Die Telenovela: Ein brandneues, uraltes Format erobert den deutschen Bildschirm. Im Ersten startet „Sturm der Liebe“
Glück gehabt! Kurz bevor es von doofen Langweilern als langweilig und doof abgeschrieben wird, entdeckt das deutsche Fernsehen ein neues Format und macht auch gleich den richtigen Rummel darum: Die Telenovela wird das Fernsehen, oder wenigstens das Nachmittagsprogramm retten. Telenovela? Waren das nicht diese endlos langweiligen, geschwätzigen Serien aus Brasilien, die man vor zwanzig Jahren beim Bügeln anschauen konnte, oder auch nicht? Da kommt es natürlich auf die Perspektive an. Großmutter liebte „Sinha Moca“ (ansonsten war ihr das Fernsehen zu laut, zu schnell, zu modern), und wer wollte, konnte sich Gedanken über die seltsamen Wanderungen von Bildern und Erzählungen machen.

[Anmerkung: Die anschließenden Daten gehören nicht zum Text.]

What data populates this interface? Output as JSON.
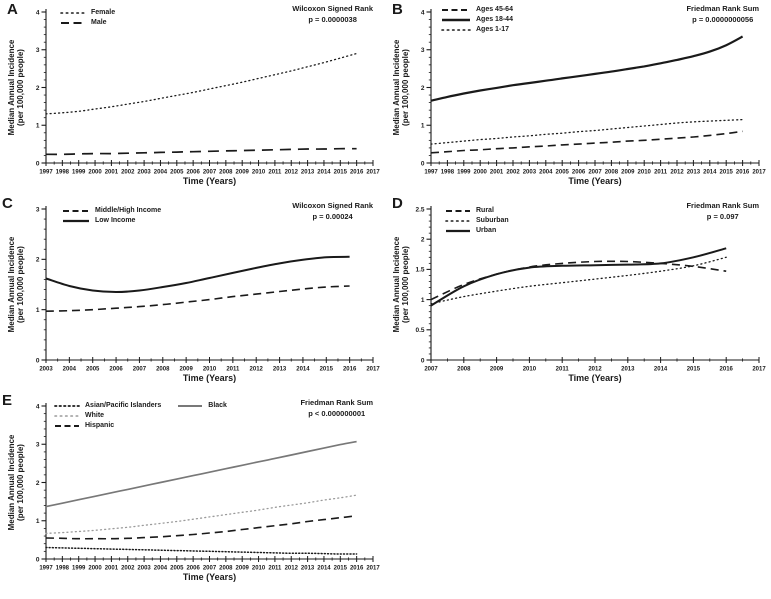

In Deutschland ist der Angriff der Telenovela auf das Fernsehprogramm gerade in der Beschleunigungs- und Hysteriephase. Das Erste ersetzt die Talkshow „Fliege“ von Montag an durch die neue Telenovela „Sturm der Liebe“, das ZDF wird am 6. Oktober „Julia“ im Nachmittagsprogramm installieren. Neue Produktionen sind auch bei den Privaten in Arbeit. Überdies soll 2006 ein eigener deutschsprachiger Telenovela-Sender starten, der in Zürich und Tel Aviv entwickelt wurde. Vorbild ist der israelische Kanal Viva, der rund um die Uhr Telenovelas aus lateinamerikanischer Produktion zeigt. Das Programm wird auf die Bedürfnisse des deutschen Publikums zurechtgeschnitten, verspricht man.

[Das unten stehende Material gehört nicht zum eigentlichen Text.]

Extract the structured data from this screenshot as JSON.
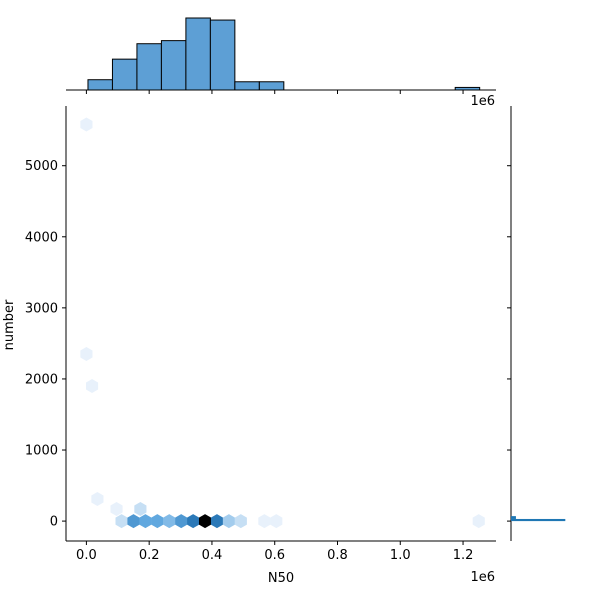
{
  "chart_data": {
    "type": "hexbin-jointplot",
    "xlabel": "N50",
    "ylabel": "number",
    "x_offset_label": "1e6",
    "top_offset_label": "1e6",
    "xlim": [
      -0.065,
      1.305
    ],
    "ylim": [
      -280,
      5840
    ],
    "x_ticks": [
      0.0,
      0.2,
      0.4,
      0.6,
      0.8,
      1.0,
      1.2
    ],
    "x_tick_labels": [
      "0.0",
      "0.2",
      "0.4",
      "0.6",
      "0.8",
      "1.0",
      "1.2"
    ],
    "y_ticks": [
      0,
      1000,
      2000,
      3000,
      4000,
      5000
    ],
    "y_tick_labels": [
      "0",
      "1000",
      "2000",
      "3000",
      "4000",
      "5000"
    ],
    "hexbins": [
      {
        "x": 0.0,
        "y": 5580,
        "count": 1
      },
      {
        "x": 0.0,
        "y": 2350,
        "count": 1
      },
      {
        "x": 0.018,
        "y": 1900,
        "count": 1
      },
      {
        "x": 0.035,
        "y": 310,
        "count": 1
      },
      {
        "x": 0.096,
        "y": 170,
        "count": 1
      },
      {
        "x": 0.172,
        "y": 170,
        "count": 2
      },
      {
        "x": 0.112,
        "y": 0,
        "count": 2
      },
      {
        "x": 0.15,
        "y": 0,
        "count": 6
      },
      {
        "x": 0.188,
        "y": 0,
        "count": 5
      },
      {
        "x": 0.226,
        "y": 0,
        "count": 5
      },
      {
        "x": 0.264,
        "y": 0,
        "count": 4
      },
      {
        "x": 0.302,
        "y": 0,
        "count": 6
      },
      {
        "x": 0.34,
        "y": 0,
        "count": 8
      },
      {
        "x": 0.378,
        "y": 0,
        "count": 12
      },
      {
        "x": 0.416,
        "y": 0,
        "count": 8
      },
      {
        "x": 0.454,
        "y": 0,
        "count": 3
      },
      {
        "x": 0.492,
        "y": 0,
        "count": 2
      },
      {
        "x": 0.567,
        "y": 0,
        "count": 1
      },
      {
        "x": 0.605,
        "y": 0,
        "count": 1
      },
      {
        "x": 1.25,
        "y": 0,
        "count": 1
      }
    ],
    "x_histogram": {
      "bin_edges": [
        0.005,
        0.083,
        0.161,
        0.239,
        0.317,
        0.395,
        0.473,
        0.551,
        0.629,
        0.707,
        0.785,
        0.863,
        0.941,
        1.019,
        1.097,
        1.175,
        1.253
      ],
      "counts": [
        1,
        3,
        4.5,
        4.8,
        7,
        6.8,
        0.8,
        0.8,
        0,
        0,
        0,
        0,
        0,
        0,
        0,
        0.25
      ]
    },
    "y_histogram": {
      "max_width": 16,
      "bars": [
        {
          "y0": 0,
          "y1": 30,
          "width": 11
        },
        {
          "y0": 30,
          "y1": 70,
          "width": 1
        }
      ]
    },
    "colors": {
      "hist_fill": "#5d9fd5",
      "hist_edge": "#000000",
      "hex_light": "#e8f1fb",
      "hex_dark": "#000000",
      "hex_mid": "#1f77b4"
    }
  }
}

Zur Telenovela gibt es eine Mediengeschichte, die tief in die Geschichte der populären Kultur, tief in die symbolische Ordnung der Welt reicht: Das erste Vorbild ist der europäische Kolportage-Roman, jener literarische Text, der von „Kolporteuren“ in zahllosen Lieferungen ins Haus gebracht wurde, und „in den Kolonien“ noch ein bürgerliches Vergnügen war, als es in der Heimat längst als Schimpfwort galt. Aber hier bekam die Endloserzählung auch ein proletarisches Pendant. In den vorrevolutionären Zeiten in Kuba war es Brauch, dass den Frauen, die ihre stupide Arbeit in den Zigarrenfabriken verrichteten, täglich ein Stück aus einer Endloserzählung vorgelesen wurde, zugleich ein Stück Droge, die die Arbeit erträglicher machte, und ein Stück moralisch-politischer Indoktrination. Fernsehen vor dem Fernsehen also.
Später übernahm das Radio die Aufgabe der Vorleserinnen, die Serien wurden schließlich mit verteilten Rollen dramatisiert. Von Kuba aus breitete sich das Format in ganz Lateinamerika aus, und wie die sündhaft teuren Zigarren überlebte auch die spottbillige Medien-Kolportage die Revolution.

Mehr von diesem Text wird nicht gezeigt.